The other key factor in the fraud, is the overly optimistic expectation that the value and longevity of government mandated subsidy schemes – like the LRET and the REC Tax/Subsidy drawn from retail power consumers’ bills and directed to wind power outfits – hold the same degree of permanence as the Egyptian Pyramids.
However, while they’re no guide to the permanence of taxpayer’ and power consumers’ (forced) largesse, the shape of the Pharaohs’ tombs informs another aspect of the great wind power fraud: the fact that, when it all boils down, this is a monumental pyramid scheme, that would have made Charles Ponzi green with envy.
Some might call it “high hopes”, others, “hubris”, but either way, when the corporate puff evaporates, it’s the investors that take the beating.
The dreadful “uncertainty” about the willingness of governments to continue fleecing power consumers and taxpayers – in order to keep throwing massive subsidies at the greatest rort of all time (which, on the wind industry’s pitch will be needed until kingdom come) – has resulted in the collapse of more than 120 wind industry suppliers in the past two years, “including 88 from Asia, 23 from Europe and 18 from North America” (see our post here).
In Germany – despite the fact the the wind industry there has pocketed the lion’s share of at “least half a trillion € in subsidies” – German investors are taking a flogging: “37 percent of wind farms are losing investors’ money” and “two thirds are in deficit or just about cover their running costs” (see our post here).
And American “farmer investors” have been fleeced for $millions, as breezy optimism hits revenue reality (see our post here).

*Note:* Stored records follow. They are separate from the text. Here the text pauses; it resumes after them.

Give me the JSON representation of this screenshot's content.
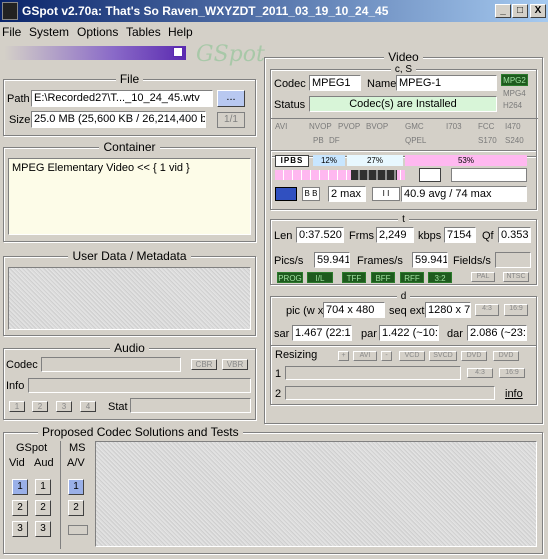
{
  "window": {
    "title": "GSpot v2.70a: That's So Raven_WXYZDT_2011_03_19_10_24_45",
    "min": "_",
    "max": "□",
    "close": "X"
  },
  "menu": [
    "File",
    "System",
    "Options",
    "Tables",
    "Help"
  ],
  "logo": "GSpot",
  "file": {
    "title": "File",
    "path_label": "Path",
    "path": "E:\\Recorded27\\T..._10_24_45.wtv",
    "browse": "...",
    "size_label": "Size",
    "size": "25.0 MB (25,600 KB / 26,214,400 b",
    "fraction": "1/1"
  },
  "container": {
    "title": "Container",
    "text": "MPEG Elementary Video << { 1 vid }"
  },
  "userdata": {
    "title": "User Data / Metadata"
  },
  "audio": {
    "title": "Audio",
    "codec_label": "Codec",
    "info_label": "Info",
    "stat_label": "Stat",
    "cbr": "CBR",
    "vbr": "VBR",
    "tracks": [
      "1",
      "2",
      "3",
      "4"
    ]
  },
  "video": {
    "title": "Video",
    "cs": "c, S",
    "codec_label": "Codec",
    "codec": "MPEG1",
    "name_label": "Name",
    "name": "MPEG-1",
    "status_label": "Status",
    "status": "Codec(s) are Installed",
    "badges": [
      "MPG2",
      "MPG4",
      "H264"
    ],
    "flags": [
      "AVI",
      "NVOP",
      "PVOP",
      "BVOP",
      "GMC",
      "I703",
      "FCC",
      "I470",
      "PB",
      "DF",
      "QPEL",
      "S170",
      "S240"
    ],
    "frames": {
      "ipbs": [
        "I",
        "P",
        "B",
        "S"
      ],
      "pct1": "12%",
      "pct2": "27%",
      "pct3": "53%"
    },
    "bmax": "2 max",
    "imax": "40.9 avg / 74 max",
    "t": "t",
    "len_label": "Len",
    "len": "0:37.520",
    "frms_label": "Frms",
    "frms": "2,249",
    "kbps_label": "kbps",
    "kbps": "7154",
    "qf_label": "Qf",
    "qf": "0.353",
    "pics_label": "Pics/s",
    "pics": "59.941",
    "framess_label": "Frames/s",
    "framess": "59.941",
    "fields_label": "Fields/s",
    "fields": "",
    "prog": [
      "PROG",
      "I/L",
      "TFF",
      "BFF",
      "RFF",
      "3:2",
      "PAL",
      "NTSC"
    ],
    "d": "d",
    "pic_label": "pic (w x",
    "pic": "704 x 480",
    "seqext_label": "seq ext",
    "seqext": "1280 x 7",
    "r43": "4:3",
    "r169": "16:9",
    "sar_label": "sar",
    "sar": "1.467 (22:15",
    "par_label": "par",
    "par": "1.422 (~10:",
    "dar_label": "dar",
    "dar": "2.086 (~23:",
    "resizing": "Resizing",
    "resize_btns": [
      "+",
      "AVI",
      "-",
      "VCD",
      "SVCD",
      "DVD",
      "DVD"
    ],
    "r1": "1",
    "r2": "2",
    "info": "info"
  },
  "solutions": {
    "title": "Proposed Codec Solutions and Tests",
    "gspot": "GSpot",
    "vid": "Vid",
    "aud": "Aud",
    "ms": "MS",
    "av": "A/V",
    "nums": [
      "1",
      "2",
      "3"
    ]
  },
  "colors": {
    "titlebar_start": "#0a246a",
    "titlebar_end": "#a6caf0",
    "status_bg": "#d8f5d8",
    "green": "#6ad06a",
    "pink": "#ffb8f0"
  }
}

Around the world, wind farm investors are being fleeced by the same types of hucksters and weasels that run outfits like Infigen and Pac Hydro; and the smarmy gits that set up so-called “community wind farms” – praying on greed and gullibility in their efforts to pocket $billions in REC Tax/Subsidies.
The scam is the same the world over: pitch numbers that show returns that are too good to be true (they are) and watch the suckers beat a path to your door: greed trumps common sense often enough.

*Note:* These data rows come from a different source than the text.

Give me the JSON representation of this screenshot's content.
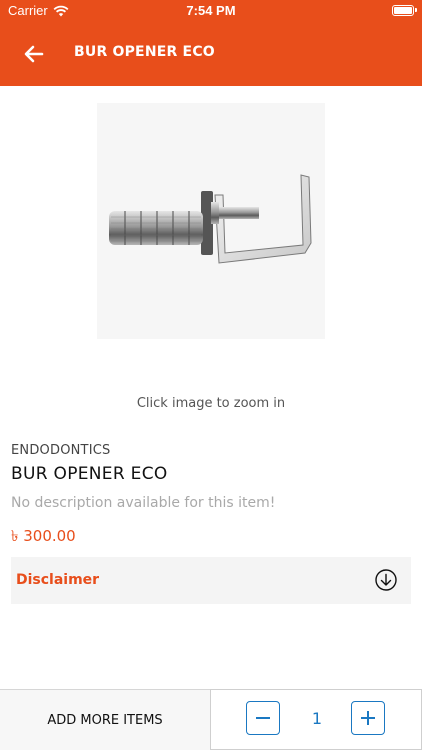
{
  "status_bar": {
    "carrier": "Carrier",
    "time": "7:54 PM",
    "wifi_icon": "wifi-icon",
    "battery_icon": "battery-icon"
  },
  "header": {
    "title": "BUR OPENER ECO",
    "back_icon": "arrow-left-icon",
    "background_color": "#e84e1b"
  },
  "product": {
    "image_alt": "bur-opener-product-photo",
    "zoom_hint": "Click image to zoom in",
    "category": "ENDODONTICS",
    "name": "BUR OPENER ECO",
    "description": "No description available for this item!",
    "price": "৳ 300.00",
    "disclaimer_label": "Disclaimer",
    "disclaimer_icon": "circle-arrow-down-icon"
  },
  "bottom_bar": {
    "add_more_label": "ADD MORE ITEMS",
    "quantity": "1",
    "minus_icon": "minus-icon",
    "plus_icon": "plus-icon",
    "accent_color": "#1a78c2"
  }
}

As PT Barnum said: “every crowd has a silver lining” – an adage put to great effect by wholesale fraudsters like Bernie Madoff in scams often tagged “Ponzi” schemes; named after Charles Ponzi – who would have taken to the wind industry like a duck to water.

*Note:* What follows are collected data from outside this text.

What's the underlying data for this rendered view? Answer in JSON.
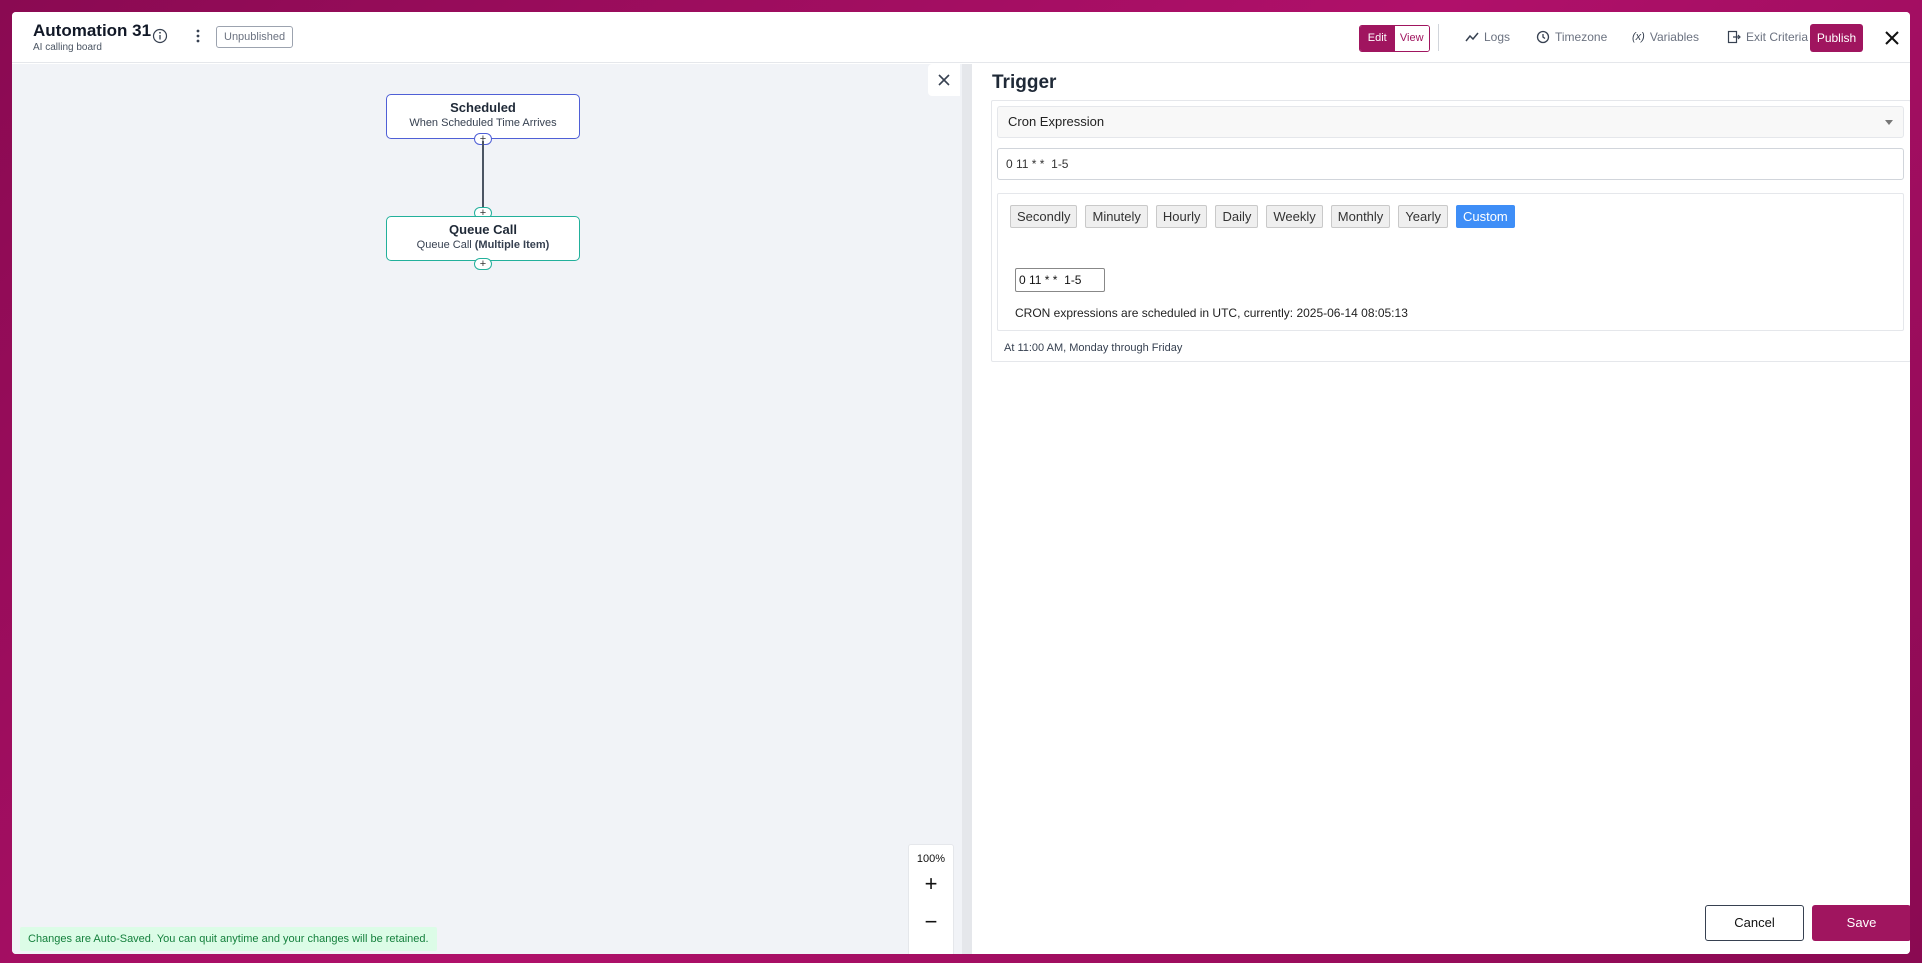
{
  "header": {
    "title": "Automation 31",
    "subtitle": "AI calling board",
    "status_badge": "Unpublished",
    "mode_toggle": {
      "edit": "Edit",
      "view": "View",
      "active": "Edit"
    },
    "links": {
      "logs": "Logs",
      "timezone": "Timezone",
      "variables": "Variables",
      "exit_criteria": "Exit Criteria"
    },
    "publish": "Publish"
  },
  "canvas": {
    "nodes": [
      {
        "title": "Scheduled",
        "subtitle": "When Scheduled Time Arrives"
      },
      {
        "title": "Queue Call",
        "subtitle_plain": "Queue Call ",
        "subtitle_bold": "(Multiple Item)"
      }
    ],
    "zoom": {
      "level": "100%",
      "in": "+",
      "out": "−"
    },
    "autosave_note": "Changes are Auto-Saved. You can quit anytime and your changes will be retained."
  },
  "panel": {
    "title": "Trigger",
    "trigger_type": "Cron Expression",
    "cron_value": "0 11 * *  1-5",
    "presets": [
      "Secondly",
      "Minutely",
      "Hourly",
      "Daily",
      "Weekly",
      "Monthly",
      "Yearly",
      "Custom"
    ],
    "active_preset": "Custom",
    "custom_value": "0 11 * *  1-5",
    "utc_note": "CRON expressions are scheduled in UTC, currently: 2025-06-14 08:05:13",
    "human_readable": "At 11:00 AM, Monday through Friday",
    "cancel": "Cancel",
    "save": "Save"
  },
  "colors": {
    "brand": "#a0155f",
    "scheduled_border": "#4f5fd6",
    "queue_border": "#22b09b",
    "preset_active": "#3e8ef7",
    "autosave_bg": "#dcfce7"
  }
}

Madoff – who ended up with a 150 year stretch in stir for his share-market shenanigans – would, no doubt, be pleased to know that the wind industry has followed his “model” and is keeping the Ponzi “dream” alive.
For one of Australia’s biggest wind power outfits to lose $700 million in a single financial year is no small thing – it takes real effort. To rack up that kind of loss when the subsidy rules haven’t changed, simply begs the question: “what happens when those rules inevitably get changed, and result in the (currently) massive subsidies paid to wind power outfits being cut or scrapped?”
And the wind industry will collapse along with it; scorching $billions of gullible investors’ money as it does: Pac Hydro’s $700 million loss is just the beginning; and that occurred when the subsidy rules were all in its favour.
If you think you’ve got any of your hard-earned anywhere near wind power outfits, like Pac Hydro and Infigen – in the form of superannuation or shares – then grab it, and get out now.
Of course, if you’re a union member – and one of those whose super contributions get automatically channelled into a super fund “chosen” by your union leaders – it might be time to quiz them on just how safe your retirement nest egg is. With their trotters firmly in the great wind power fraud trough, we doubt you’ll get any straight answers; in which event, you might like to start howling for a Royal Commission.